Effect of hydrostatic pressure and longitudinal electric field on phase transitions and thermodynamic characteristics of quasione-dimensional CsH$_2$PO$_4$ ferroelectric

TL;DR

This study models how hydrostatic pressure and electric fields influence phase transitions and thermodynamic properties of CsH₂PO₄ ferroelectric, revealing pressure-induced antiferroelectric phases and electric field effects on phase transition behavior.

Contribution

A two-sublattice proton ordering model incorporating lattice strains and dipole moment dependence, providing new insights into phase behavior under external pressures and fields.

Findings

Pressure induces antiferroelectric phase transition.

Electric field suppresses the paraelectric-ferroelectric transition.

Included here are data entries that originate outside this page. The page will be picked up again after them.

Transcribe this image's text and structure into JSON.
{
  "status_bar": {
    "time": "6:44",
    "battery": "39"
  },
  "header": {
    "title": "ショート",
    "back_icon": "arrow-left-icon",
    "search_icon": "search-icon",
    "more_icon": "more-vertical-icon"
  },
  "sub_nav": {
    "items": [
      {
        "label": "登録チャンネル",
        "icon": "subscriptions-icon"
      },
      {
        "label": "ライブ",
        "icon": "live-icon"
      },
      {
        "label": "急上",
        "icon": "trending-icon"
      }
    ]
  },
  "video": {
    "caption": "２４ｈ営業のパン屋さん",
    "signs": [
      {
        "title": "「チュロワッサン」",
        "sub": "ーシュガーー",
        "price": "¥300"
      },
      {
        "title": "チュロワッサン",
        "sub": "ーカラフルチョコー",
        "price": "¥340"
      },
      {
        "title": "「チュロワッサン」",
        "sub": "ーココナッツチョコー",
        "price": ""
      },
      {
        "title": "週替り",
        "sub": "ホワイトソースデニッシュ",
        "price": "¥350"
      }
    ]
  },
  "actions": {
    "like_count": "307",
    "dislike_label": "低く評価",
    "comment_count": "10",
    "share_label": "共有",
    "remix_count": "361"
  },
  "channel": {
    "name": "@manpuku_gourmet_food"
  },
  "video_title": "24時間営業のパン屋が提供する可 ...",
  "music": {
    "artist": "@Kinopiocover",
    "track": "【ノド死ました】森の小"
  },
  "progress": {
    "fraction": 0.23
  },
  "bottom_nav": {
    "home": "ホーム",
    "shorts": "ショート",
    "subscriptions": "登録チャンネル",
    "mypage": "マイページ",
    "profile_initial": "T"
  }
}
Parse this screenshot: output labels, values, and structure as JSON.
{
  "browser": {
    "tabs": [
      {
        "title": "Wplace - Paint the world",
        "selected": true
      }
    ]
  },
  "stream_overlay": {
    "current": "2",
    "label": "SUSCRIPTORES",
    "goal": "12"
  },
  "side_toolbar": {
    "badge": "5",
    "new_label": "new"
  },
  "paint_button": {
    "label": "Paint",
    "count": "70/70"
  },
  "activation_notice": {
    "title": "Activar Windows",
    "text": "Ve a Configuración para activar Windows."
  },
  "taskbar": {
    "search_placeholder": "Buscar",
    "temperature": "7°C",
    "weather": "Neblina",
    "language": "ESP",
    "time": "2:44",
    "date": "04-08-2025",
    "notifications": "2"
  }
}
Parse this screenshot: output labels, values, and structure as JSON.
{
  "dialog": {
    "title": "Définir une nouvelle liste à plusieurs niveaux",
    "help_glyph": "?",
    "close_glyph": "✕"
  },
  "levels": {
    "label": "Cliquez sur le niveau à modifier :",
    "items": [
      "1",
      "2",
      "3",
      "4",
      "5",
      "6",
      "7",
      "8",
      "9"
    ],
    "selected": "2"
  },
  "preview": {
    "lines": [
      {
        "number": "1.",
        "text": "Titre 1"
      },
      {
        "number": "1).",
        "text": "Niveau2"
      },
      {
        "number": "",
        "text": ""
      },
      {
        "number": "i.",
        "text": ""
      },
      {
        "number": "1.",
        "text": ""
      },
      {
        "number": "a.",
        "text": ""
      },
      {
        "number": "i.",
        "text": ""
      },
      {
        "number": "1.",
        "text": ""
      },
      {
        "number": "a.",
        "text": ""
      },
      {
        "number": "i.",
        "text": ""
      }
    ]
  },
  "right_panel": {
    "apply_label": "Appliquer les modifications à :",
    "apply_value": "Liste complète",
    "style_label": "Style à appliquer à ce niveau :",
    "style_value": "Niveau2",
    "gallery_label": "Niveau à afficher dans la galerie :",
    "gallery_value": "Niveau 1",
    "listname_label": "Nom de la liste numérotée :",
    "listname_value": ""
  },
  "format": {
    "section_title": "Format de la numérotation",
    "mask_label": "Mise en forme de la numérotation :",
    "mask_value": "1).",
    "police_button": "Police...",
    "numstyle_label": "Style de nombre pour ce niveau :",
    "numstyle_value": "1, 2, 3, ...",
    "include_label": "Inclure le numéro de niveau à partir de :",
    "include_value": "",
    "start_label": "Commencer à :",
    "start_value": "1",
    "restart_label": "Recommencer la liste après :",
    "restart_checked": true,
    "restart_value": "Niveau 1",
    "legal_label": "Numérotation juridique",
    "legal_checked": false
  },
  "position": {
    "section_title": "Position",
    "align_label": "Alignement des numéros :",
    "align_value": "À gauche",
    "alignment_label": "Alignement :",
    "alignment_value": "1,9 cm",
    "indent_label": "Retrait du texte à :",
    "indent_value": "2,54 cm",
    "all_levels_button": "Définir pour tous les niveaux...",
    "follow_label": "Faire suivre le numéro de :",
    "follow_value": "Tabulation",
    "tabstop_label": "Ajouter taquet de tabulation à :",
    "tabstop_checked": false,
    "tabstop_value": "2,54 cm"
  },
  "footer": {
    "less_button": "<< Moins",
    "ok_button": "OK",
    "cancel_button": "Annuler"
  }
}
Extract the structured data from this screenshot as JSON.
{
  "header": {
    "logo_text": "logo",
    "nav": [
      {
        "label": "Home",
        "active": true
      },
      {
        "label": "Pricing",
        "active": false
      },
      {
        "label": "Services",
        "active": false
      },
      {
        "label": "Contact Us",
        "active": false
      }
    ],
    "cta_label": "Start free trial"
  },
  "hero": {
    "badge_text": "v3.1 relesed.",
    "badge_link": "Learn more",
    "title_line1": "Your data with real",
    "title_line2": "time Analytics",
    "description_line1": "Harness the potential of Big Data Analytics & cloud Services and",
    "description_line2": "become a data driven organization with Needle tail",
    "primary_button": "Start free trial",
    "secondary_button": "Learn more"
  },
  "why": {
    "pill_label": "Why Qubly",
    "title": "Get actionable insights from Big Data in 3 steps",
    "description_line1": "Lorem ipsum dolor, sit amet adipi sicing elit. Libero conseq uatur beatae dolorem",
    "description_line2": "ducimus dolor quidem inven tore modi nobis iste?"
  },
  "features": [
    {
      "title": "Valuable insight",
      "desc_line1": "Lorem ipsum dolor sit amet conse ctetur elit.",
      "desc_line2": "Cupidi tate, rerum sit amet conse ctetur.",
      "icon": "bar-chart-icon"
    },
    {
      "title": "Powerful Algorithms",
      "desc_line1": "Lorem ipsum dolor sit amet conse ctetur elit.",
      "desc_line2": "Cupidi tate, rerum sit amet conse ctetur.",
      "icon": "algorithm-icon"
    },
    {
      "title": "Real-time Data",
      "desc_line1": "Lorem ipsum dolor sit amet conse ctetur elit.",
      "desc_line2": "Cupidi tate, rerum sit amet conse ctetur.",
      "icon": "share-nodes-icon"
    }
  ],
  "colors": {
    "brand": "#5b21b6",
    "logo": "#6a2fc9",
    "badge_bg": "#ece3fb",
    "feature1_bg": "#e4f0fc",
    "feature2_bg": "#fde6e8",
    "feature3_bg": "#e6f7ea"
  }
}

Model explains smearing of phase transition and phase suppression.

Abstract

We propose a two-sublattice proton ordering model for the quasione-dimensional CsH$_2$PO$_4$ ferroelectric with hydrogen bonds, which takes into account linear on lattice strains $u_1$, $u_2$, $u_3$ and $u_5$ contribution to the energy of proton subsystem. The model also takes into account the dependence of effective dipole moments of pseudospins on the order parameters, which enables one to agree the effective dipole moments in paraelectric and ferroelectric phases. Within this model in two-particle cluster approximation on short-range interactions and in the mean field approximation on long-range interactions, there is investigated the behaviour of spontaneous polarization, longitudinal dielectric permittivity and molar heat capacity under the action of hydrostatic pressure and longitudinal electric field. The phase transition into antiferroelectric phase under high pressures is explained. The character of smearing of the paraelectric-ferroelectric phase transition as well as suppression of the antiferroelectric phase at the presence of electric field is studied.